Bersahabat dengan Lebah

Pagi ini, seperti biasa aku pergi ke pasar untuk belanja kebutuhan hidupku hari ini. Salah satunya adalah membeli Cenil. Sebuah kebiasaan yang tidak bisa aku tinggalkan.
Cenil sebagai makanan tradisional yang sudah tidak lagi dikenal di zaman modern ini, selain sebagai hobi juga sebagai terapi perutku yang cukup sering mengalami kelebihan asam lambung. Selain itu, juga sebagai makanan penyela dan penyangga perutku ketika lapar sembari menunggu nasi dan sayur yang sedang kubuat masak.
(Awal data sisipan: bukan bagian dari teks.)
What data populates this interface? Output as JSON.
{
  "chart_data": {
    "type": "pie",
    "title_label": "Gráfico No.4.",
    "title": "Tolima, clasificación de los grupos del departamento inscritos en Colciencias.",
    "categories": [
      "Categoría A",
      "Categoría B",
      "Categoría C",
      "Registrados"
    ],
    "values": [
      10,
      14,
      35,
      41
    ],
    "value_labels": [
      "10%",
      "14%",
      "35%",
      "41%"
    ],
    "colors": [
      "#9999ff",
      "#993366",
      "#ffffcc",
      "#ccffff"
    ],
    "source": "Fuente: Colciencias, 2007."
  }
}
Pagi ini, banyak sekali pembeli yang mengerumuni si Mbah penjual Cenil itu. tidak hanya orang bahkan lebah pun mengerumuninya, tepatnya di gula merah (Juruh) yang digunakan untuk pelengkap (saos) makanan tradisional yang dijual itu. Sama halnya dengan manusia, lebah-lebah itu juga bersahabat. Mereka tidak begitu saja menyengat pembeli dan penjual. Mereka hanya hinggap di gula merah dan sesekali di tubuh pembeli maupun penjual, hanya hinggap tidak menyengat.
Dengan sikap mereka yang bersahabat dan hanya mengambil yang menjadi kebutuhannya. Si Mbah penjual makanan tradisional itupun tidak membunuh mereka ketika mereka hinggap ataupun tercelup di gula merah yang cair itu. Si Mbah bahkan menyelamatkan mereka yang terikut di gula yang dituang ke Getuk, Cenil, Ketan atau Lupis yang akan dibungkus, menyingkirkan dengan tangannya. Seolah-seolah si Mbah dan Tawon itu telah kenal lama dan memahami satu sama lain serta berkomunikasi, sahingga dapat berhubungan tanpa saling menyakiti.